The belay-fall arrest-descending devices 12.1 and 12.2 on opposite ends of the anchor rope 11 are then tightened by pulling the anchor rope 11 through the belay-fall arrest-descending device 12.1 in one direction, and by preventing the movement of the anchor rope 11 relative to the belay-fall arrest-descending device 12.2 in the opposite direction. With the anchor rope 11 in place, the user attaches his harness 21 (FIG. 3) to the rope grab device 20 and can safely ascend via a ladder up the side of the structure 100 to perform the task set. Typically, the means of access will be portable ladders.

Advantageously, the fall protection system 10 of the present invention provides for the alpine butterfly knot 16 to be placed approximately at the centre of the structure 100, which is connected to the safety rope 17, thus offering an overhead anchor which is rigged up before the user accesses the elevated position from the ground. The fall protection system 10 thus protects the user in the event that the user slips whilst ascending to the elevated position to rig up the system in the first place.

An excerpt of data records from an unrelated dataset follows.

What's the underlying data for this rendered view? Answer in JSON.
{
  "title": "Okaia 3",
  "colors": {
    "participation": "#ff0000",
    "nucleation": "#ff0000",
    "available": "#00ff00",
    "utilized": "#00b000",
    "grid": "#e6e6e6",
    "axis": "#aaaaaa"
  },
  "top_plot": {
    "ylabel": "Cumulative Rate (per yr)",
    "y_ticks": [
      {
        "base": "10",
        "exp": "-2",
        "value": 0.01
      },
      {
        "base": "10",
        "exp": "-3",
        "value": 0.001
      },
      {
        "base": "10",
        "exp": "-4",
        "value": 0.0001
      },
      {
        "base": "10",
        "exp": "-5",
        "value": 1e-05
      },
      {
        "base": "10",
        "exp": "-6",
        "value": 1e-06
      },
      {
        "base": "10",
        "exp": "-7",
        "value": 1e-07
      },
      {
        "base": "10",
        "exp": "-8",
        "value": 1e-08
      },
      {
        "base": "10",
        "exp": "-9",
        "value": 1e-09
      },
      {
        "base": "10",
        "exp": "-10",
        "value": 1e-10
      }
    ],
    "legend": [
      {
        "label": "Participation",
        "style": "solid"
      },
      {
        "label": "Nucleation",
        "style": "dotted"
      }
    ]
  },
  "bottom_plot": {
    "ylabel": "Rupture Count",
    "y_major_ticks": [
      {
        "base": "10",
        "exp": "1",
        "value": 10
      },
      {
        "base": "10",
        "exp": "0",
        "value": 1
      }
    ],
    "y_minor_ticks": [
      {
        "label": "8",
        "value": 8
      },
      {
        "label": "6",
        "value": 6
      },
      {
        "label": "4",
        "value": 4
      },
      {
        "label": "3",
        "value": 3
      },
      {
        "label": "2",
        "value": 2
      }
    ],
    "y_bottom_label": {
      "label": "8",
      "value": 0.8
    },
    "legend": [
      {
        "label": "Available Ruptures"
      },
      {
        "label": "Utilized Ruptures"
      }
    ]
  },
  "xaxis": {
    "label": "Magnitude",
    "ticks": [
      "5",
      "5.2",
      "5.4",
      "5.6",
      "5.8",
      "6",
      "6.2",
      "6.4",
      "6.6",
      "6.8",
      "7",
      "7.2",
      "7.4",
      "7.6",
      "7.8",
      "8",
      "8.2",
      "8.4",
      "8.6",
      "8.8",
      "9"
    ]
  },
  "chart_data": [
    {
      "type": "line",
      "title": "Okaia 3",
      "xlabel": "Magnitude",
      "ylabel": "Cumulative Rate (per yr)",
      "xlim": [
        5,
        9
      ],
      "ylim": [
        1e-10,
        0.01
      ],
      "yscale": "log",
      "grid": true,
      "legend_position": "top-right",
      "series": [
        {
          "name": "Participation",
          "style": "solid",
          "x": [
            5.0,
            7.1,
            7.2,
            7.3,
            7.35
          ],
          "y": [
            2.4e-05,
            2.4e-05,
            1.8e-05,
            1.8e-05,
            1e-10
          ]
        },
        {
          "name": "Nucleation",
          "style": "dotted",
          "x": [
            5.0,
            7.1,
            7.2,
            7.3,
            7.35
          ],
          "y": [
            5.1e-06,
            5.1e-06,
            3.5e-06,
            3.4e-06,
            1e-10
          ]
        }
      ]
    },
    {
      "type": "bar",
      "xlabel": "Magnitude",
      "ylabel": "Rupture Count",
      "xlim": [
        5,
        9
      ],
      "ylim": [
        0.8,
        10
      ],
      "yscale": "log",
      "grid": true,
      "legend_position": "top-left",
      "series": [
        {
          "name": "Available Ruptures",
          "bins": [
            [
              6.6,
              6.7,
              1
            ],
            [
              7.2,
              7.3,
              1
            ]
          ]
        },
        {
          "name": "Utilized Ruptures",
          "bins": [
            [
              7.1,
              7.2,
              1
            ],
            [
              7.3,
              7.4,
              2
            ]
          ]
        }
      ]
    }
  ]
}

The design of the system makes it possible to pull the safety rope 17 anchorage to the anchor rope 11 to the highest and central point of the structure 100 above, yet allowing for the safety rope 17 to be available to the user from the ground for protecting the user while ascending and descending from the structure 100.

Once on top of the structure 100, the user can dictate the amount of free rope needed to perform the task, by adjusting the rope grab device 20 to allow sufficient space for free movement, but still limiting the user to the set working area without fear of falling over the side.

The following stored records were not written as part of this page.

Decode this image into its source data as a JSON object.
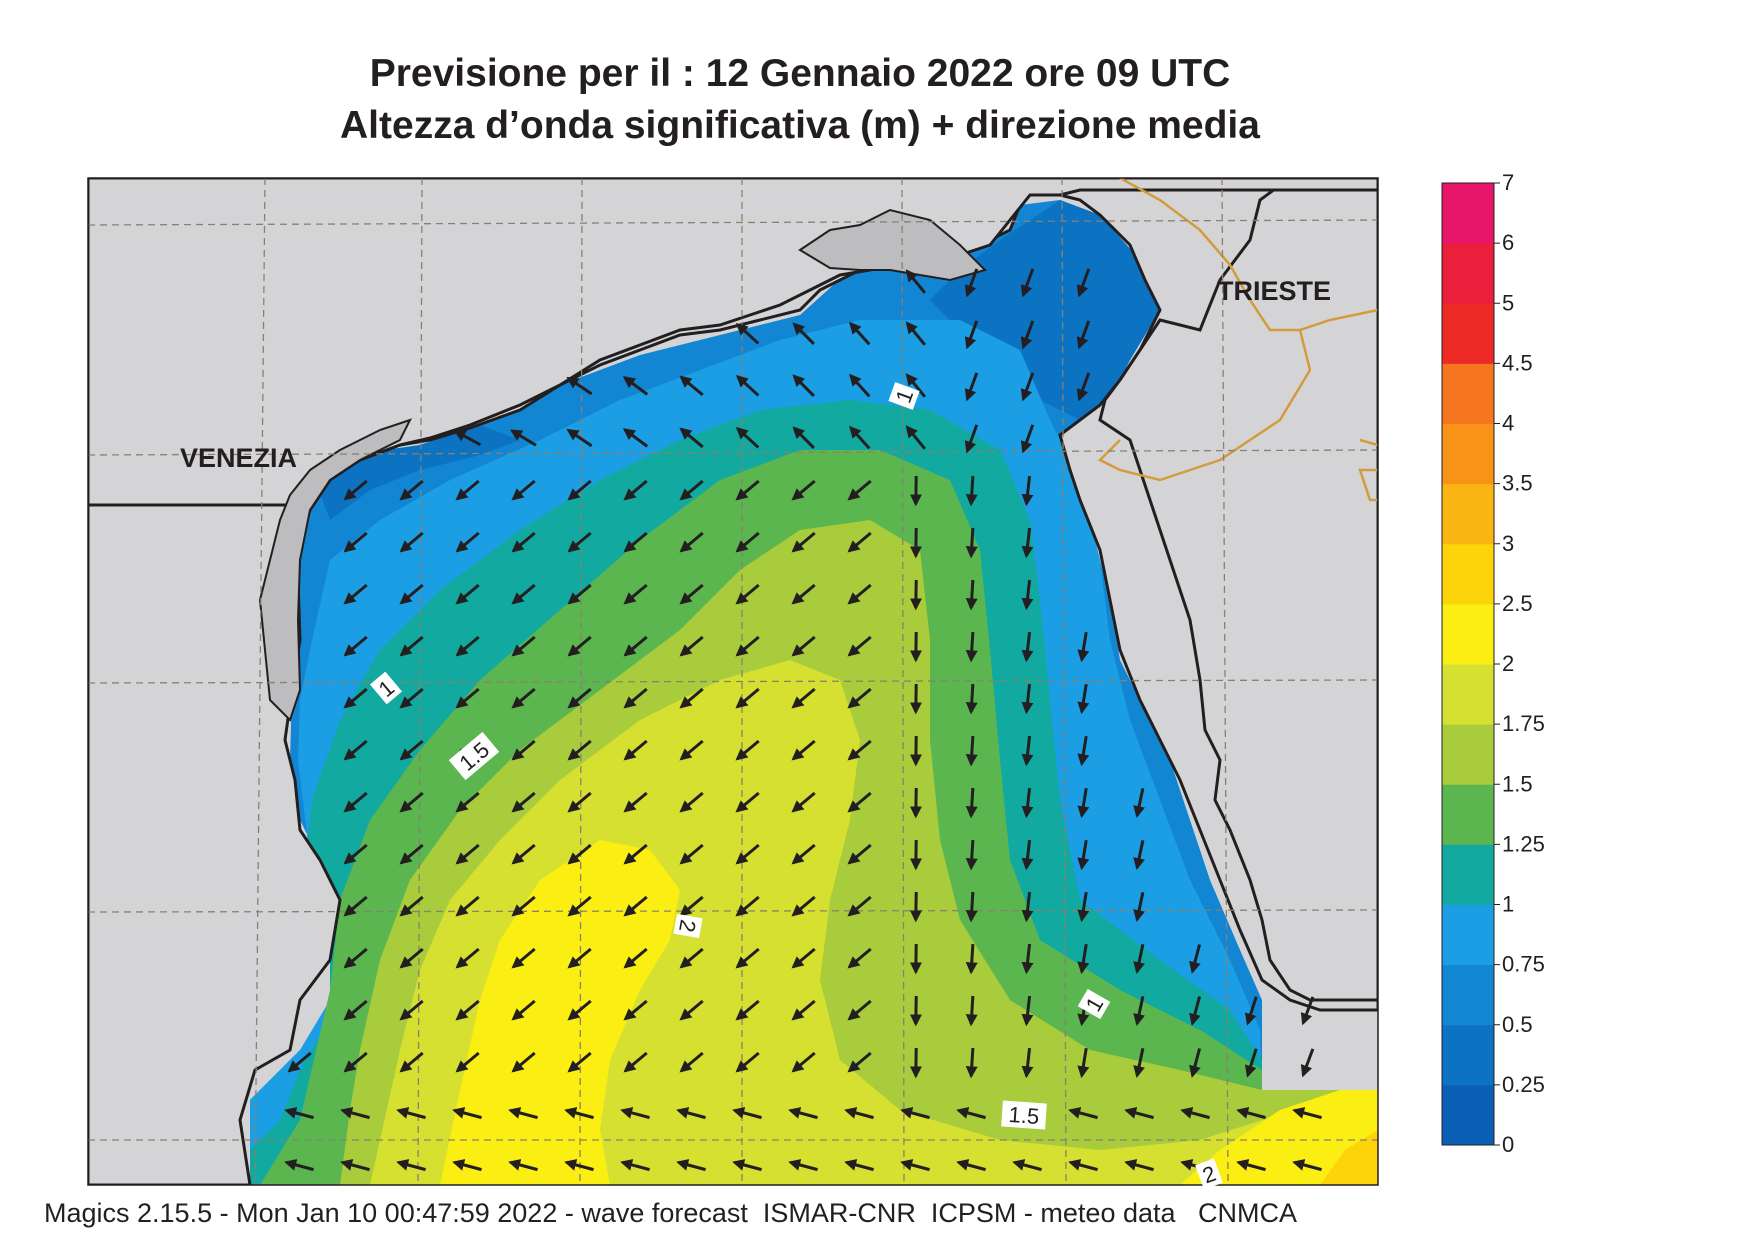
{
  "title": {
    "line1": "Previsione per il  :  12  Gennaio  2022   ore 09 UTC",
    "line2": "Altezza d’onda significativa (m) + direzione media"
  },
  "cities": [
    {
      "name": "VENEZIA"
    },
    {
      "name": "TRIESTE"
    }
  ],
  "contour_labels": [
    "1",
    "1",
    "1.5",
    "2",
    "1",
    "1.5",
    "2"
  ],
  "colorbar": {
    "ticks": [
      "0",
      "0.25",
      "0.5",
      "0.75",
      "1",
      "1.25",
      "1.5",
      "1.75",
      "2",
      "2.5",
      "3",
      "3.5",
      "4",
      "4.5",
      "5",
      "6",
      "7"
    ],
    "colors": [
      "#0a5fb4",
      "#0b73c2",
      "#1286d2",
      "#1b9ee3",
      "#12a9a0",
      "#5bb650",
      "#a8cc3c",
      "#d6e030",
      "#fbee13",
      "#fcd409",
      "#fbb512",
      "#f89318",
      "#f6761f",
      "#ee2a26",
      "#ea1f3c",
      "#e8166b"
    ]
  },
  "colors": {
    "land": "#d4d4d6",
    "coast": "#231f20",
    "border": "#d29c3c",
    "grid": "#8a8070"
  },
  "footer": "Magics 2.15.5 - Mon Jan 10 00:47:59 2022 - wave forecast  ISMAR-CNR  ICPSM - meteo data   CNMCA"
}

Should a fall occur, and the user of the system is hanging against the side of the structure 100 on which he was performing his/her task, all that is needed to lower the user to safety is releasing the anchor rope, by controlling the descending function of belay-fall arrest-descending device 12 on the opposite end from which the user is hanging down. This slowly releases tension on the anchor rope 11, giving slack, and lowers the user to the ground.

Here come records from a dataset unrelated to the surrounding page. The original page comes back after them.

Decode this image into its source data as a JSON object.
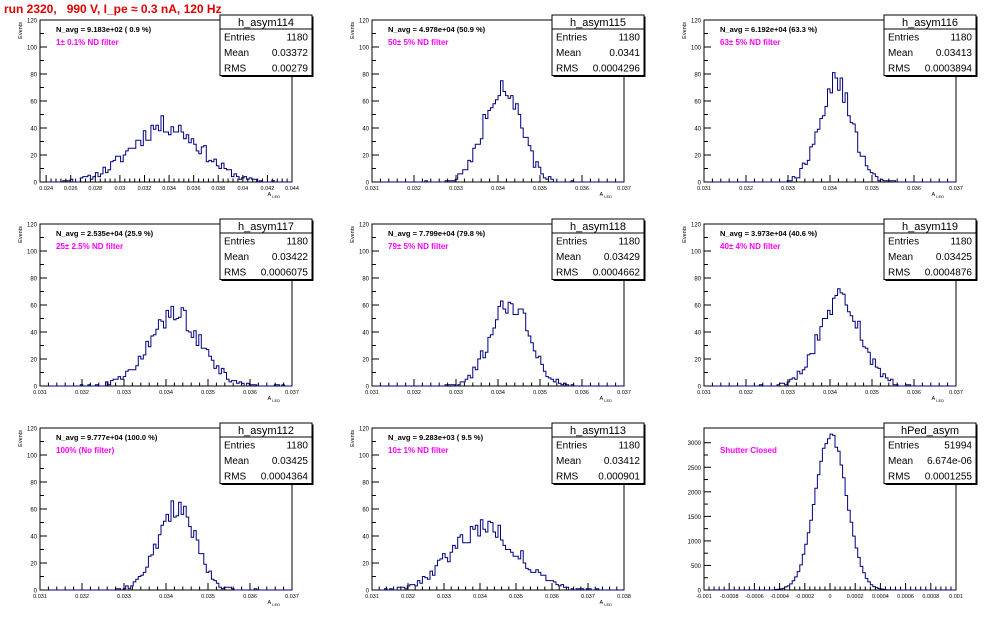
{
  "page_title": "run 2320,   990 V, I_pe ≈ 0.3 nA, 120 Hz",
  "colors": {
    "hist_line": "#000080",
    "annotation": "#ff00ff",
    "title": "#e00000",
    "frame": "#000000"
  },
  "stat_labels": {
    "entries": "Entries",
    "mean": "Mean",
    "rms": "RMS"
  },
  "chart_data": [
    {
      "type": "bar",
      "name": "h_asym114",
      "xlabel": "A_LED",
      "ylabel": "Events",
      "ylim": [
        0,
        120
      ],
      "yticks": [
        0,
        20,
        40,
        60,
        80,
        100,
        120
      ],
      "xlim": [
        0.0235,
        0.044
      ],
      "xticks": [
        0.024,
        0.026,
        0.028,
        0.03,
        0.032,
        0.034,
        0.036,
        0.038,
        0.04,
        0.042,
        0.044
      ],
      "xtick_labels": [
        "0.024",
        "0.026",
        "0.028",
        "0.03",
        "0.032",
        "0.034",
        "0.036",
        "0.038",
        "0.04",
        "0.042",
        "0.044"
      ],
      "navg": "N_avg = 9.183e+02 ( 0.9 %)",
      "filter": "1± 0.1% ND filter",
      "stats": {
        "entries": "1180",
        "mean": "0.03372",
        "rms": "0.00279"
      },
      "mean": 0.03372,
      "rms": 0.00279,
      "peak": 42,
      "nbins": 100,
      "seed": 11
    },
    {
      "type": "bar",
      "name": "h_asym115",
      "xlabel": "A_LED",
      "ylabel": "Events",
      "ylim": [
        0,
        120
      ],
      "yticks": [
        0,
        20,
        40,
        60,
        80,
        100,
        120
      ],
      "xlim": [
        0.031,
        0.037
      ],
      "xticks": [
        0.031,
        0.032,
        0.033,
        0.034,
        0.035,
        0.036,
        0.037
      ],
      "xtick_labels": [
        "0.031",
        "0.032",
        "0.033",
        "0.034",
        "0.035",
        "0.036",
        "0.037"
      ],
      "navg": "N_avg = 4.978e+04 (50.9 %)",
      "filter": "50± 5% ND filter",
      "stats": {
        "entries": "1180",
        "mean": "0.0341",
        "rms": "0.0004296"
      },
      "mean": 0.0341,
      "rms": 0.0004296,
      "peak": 72,
      "nbins": 100,
      "seed": 22
    },
    {
      "type": "bar",
      "name": "h_asym116",
      "xlabel": "A_LED",
      "ylabel": "Events",
      "ylim": [
        0,
        120
      ],
      "yticks": [
        0,
        20,
        40,
        60,
        80,
        100,
        120
      ],
      "xlim": [
        0.031,
        0.037
      ],
      "xticks": [
        0.031,
        0.032,
        0.033,
        0.034,
        0.035,
        0.036,
        0.037
      ],
      "xtick_labels": [
        "0.031",
        "0.032",
        "0.033",
        "0.034",
        "0.035",
        "0.036",
        "0.037"
      ],
      "navg": "N_avg = 6.192e+04 (63.3 %)",
      "filter": "63± 5% ND filter",
      "stats": {
        "entries": "1180",
        "mean": "0.03413",
        "rms": "0.0003894"
      },
      "mean": 0.03413,
      "rms": 0.0003894,
      "peak": 74,
      "nbins": 100,
      "seed": 33
    },
    {
      "type": "bar",
      "name": "h_asym117",
      "xlabel": "A_LED",
      "ylabel": "Events",
      "ylim": [
        0,
        120
      ],
      "yticks": [
        0,
        20,
        40,
        60,
        80,
        100,
        120
      ],
      "xlim": [
        0.031,
        0.037
      ],
      "xticks": [
        0.031,
        0.032,
        0.033,
        0.034,
        0.035,
        0.036,
        0.037
      ],
      "xtick_labels": [
        "0.031",
        "0.032",
        "0.033",
        "0.034",
        "0.035",
        "0.036",
        "0.037"
      ],
      "navg": "N_avg = 2.535e+04 (25.9 %)",
      "filter": "25± 2.5% ND filter",
      "stats": {
        "entries": "1180",
        "mean": "0.03422",
        "rms": "0.0006075"
      },
      "mean": 0.03422,
      "rms": 0.0006075,
      "peak": 53,
      "nbins": 100,
      "seed": 44
    },
    {
      "type": "bar",
      "name": "h_asym118",
      "xlabel": "A_LED",
      "ylabel": "Events",
      "ylim": [
        0,
        120
      ],
      "yticks": [
        0,
        20,
        40,
        60,
        80,
        100,
        120
      ],
      "xlim": [
        0.031,
        0.037
      ],
      "xticks": [
        0.031,
        0.032,
        0.033,
        0.034,
        0.035,
        0.036,
        0.037
      ],
      "xtick_labels": [
        "0.031",
        "0.032",
        "0.033",
        "0.034",
        "0.035",
        "0.036",
        "0.037"
      ],
      "navg": "N_avg = 7.799e+04 (79.8 %)",
      "filter": "79± 5% ND filter",
      "stats": {
        "entries": "1180",
        "mean": "0.03429",
        "rms": "0.0004662"
      },
      "mean": 0.03429,
      "rms": 0.0004662,
      "peak": 63,
      "nbins": 100,
      "seed": 55
    },
    {
      "type": "bar",
      "name": "h_asym119",
      "xlabel": "A_LED",
      "ylabel": "Events",
      "ylim": [
        0,
        120
      ],
      "yticks": [
        0,
        20,
        40,
        60,
        80,
        100,
        120
      ],
      "xlim": [
        0.031,
        0.037
      ],
      "xticks": [
        0.031,
        0.032,
        0.033,
        0.034,
        0.035,
        0.036,
        0.037
      ],
      "xtick_labels": [
        "0.031",
        "0.032",
        "0.033",
        "0.034",
        "0.035",
        "0.036",
        "0.037"
      ],
      "navg": "N_avg = 3.973e+04 (40.6 %)",
      "filter": "40± 4% ND filter",
      "stats": {
        "entries": "1180",
        "mean": "0.03425",
        "rms": "0.0004876"
      },
      "mean": 0.03425,
      "rms": 0.0004876,
      "peak": 65,
      "nbins": 100,
      "seed": 66
    },
    {
      "type": "bar",
      "name": "h_asym112",
      "xlabel": "A_LED",
      "ylabel": "Events",
      "ylim": [
        0,
        120
      ],
      "yticks": [
        0,
        20,
        40,
        60,
        80,
        100,
        120
      ],
      "xlim": [
        0.031,
        0.037
      ],
      "xticks": [
        0.031,
        0.032,
        0.033,
        0.034,
        0.035,
        0.036,
        0.037
      ],
      "xtick_labels": [
        "0.031",
        "0.032",
        "0.033",
        "0.034",
        "0.035",
        "0.036",
        "0.037"
      ],
      "navg": "N_avg = 9.777e+04 (100.0 %)",
      "filter": "100% (No filter)",
      "stats": {
        "entries": "1180",
        "mean": "0.03425",
        "rms": "0.0004364"
      },
      "mean": 0.03425,
      "rms": 0.0004364,
      "peak": 62,
      "nbins": 100,
      "seed": 77
    },
    {
      "type": "bar",
      "name": "h_asym113",
      "xlabel": "A_LED",
      "ylabel": "Events",
      "ylim": [
        0,
        120
      ],
      "yticks": [
        0,
        20,
        40,
        60,
        80,
        100,
        120
      ],
      "xlim": [
        0.031,
        0.038
      ],
      "xticks": [
        0.031,
        0.032,
        0.033,
        0.034,
        0.035,
        0.036,
        0.037,
        0.038
      ],
      "xtick_labels": [
        "0.031",
        "0.032",
        "0.033",
        "0.034",
        "0.035",
        "0.036",
        "0.037",
        "0.038"
      ],
      "navg": "N_avg = 9.283e+03 ( 9.5 %)",
      "filter": "10± 1% ND filter",
      "stats": {
        "entries": "1180",
        "mean": "0.03412",
        "rms": "0.000901"
      },
      "mean": 0.03412,
      "rms": 0.000901,
      "peak": 47,
      "nbins": 100,
      "seed": 88
    },
    {
      "type": "bar",
      "name": "hPed_asym",
      "xlabel": "",
      "ylabel": "",
      "ylim": [
        0,
        3300
      ],
      "yticks": [
        0,
        500,
        1000,
        1500,
        2000,
        2500,
        3000
      ],
      "xlim": [
        -0.001,
        0.001
      ],
      "xticks": [
        -0.001,
        -0.0008,
        -0.0006,
        -0.0004,
        -0.0002,
        0,
        0.0002,
        0.0004,
        0.0006,
        0.0008,
        0.001
      ],
      "xtick_labels": [
        "-0.001",
        "-0.0008",
        "-0.0006",
        "-0.0004",
        "-0.0002",
        "0",
        "0.0002",
        "0.0004",
        "0.0006",
        "0.0008",
        "0.001"
      ],
      "navg": "",
      "filter": "Shutter Closed",
      "stats": {
        "entries": "51994",
        "mean": "6.674e-06",
        "rms": "0.0001255"
      },
      "mean": 6.674e-06,
      "rms": 0.0001255,
      "peak": 3150,
      "nbins": 100,
      "seed": 99
    }
  ]
}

The rescuer has no need for any special equipment as the belay-fall arrest-descending device 12 will be about hip height from the ground and easy to operate.

The invention thus provides a fall protection system which can be used to decrease the risk of falling to the ground when performing tasks at elevated positions.

It will be appreciated that the above is only one embodiment of the invention and that there may be many variations without departing from the spirit and/or the scope of the invention.

Claims

1. A method of installing a fall protection system on an elevated structure, the method including the steps of:

providing an anchor rope which is securable on opposite sides of the elevated structure so that the anchor rope extends from one side of the structure to the opposite side of the structure;

dividing the anchor rope into two sections by providing an anchor point in the anchor rope between the two sections;

connecting a belay-fall arrest-descending device to each of the sections of the anchor rope;

connecting a safety rope to the anchor point provided in the anchor rope;

attaching a rope length adjustment device to the safety rope;

throwing one of the sections of the anchor rope and the associated belay-fall arrest-descending device over the structure;

securing the belay-fall arrest-descending devices provided on each section of the anchor rope to the structure on opposite sides thereof; and

tightening the anchor rope by pulling it through at least one of the belay-fall arrest-descending devices before ascending to the top of the elevated structure.

2. A method according to claim 1, wherein the step of securing the belay-fall arrest-descending devices on each section of the anchor rope to the structure includes the steps of:

connecting an anchor sling to each of the belay-fall arrest-descending devices; and

connecting the anchor slings to anchor points on the structure.

3. A method according to claim 1, including the steps of:

providing a temporary anchor line on the structure; and

securing the anchor rope to the temporary anchor line instead of anchor points on the structure.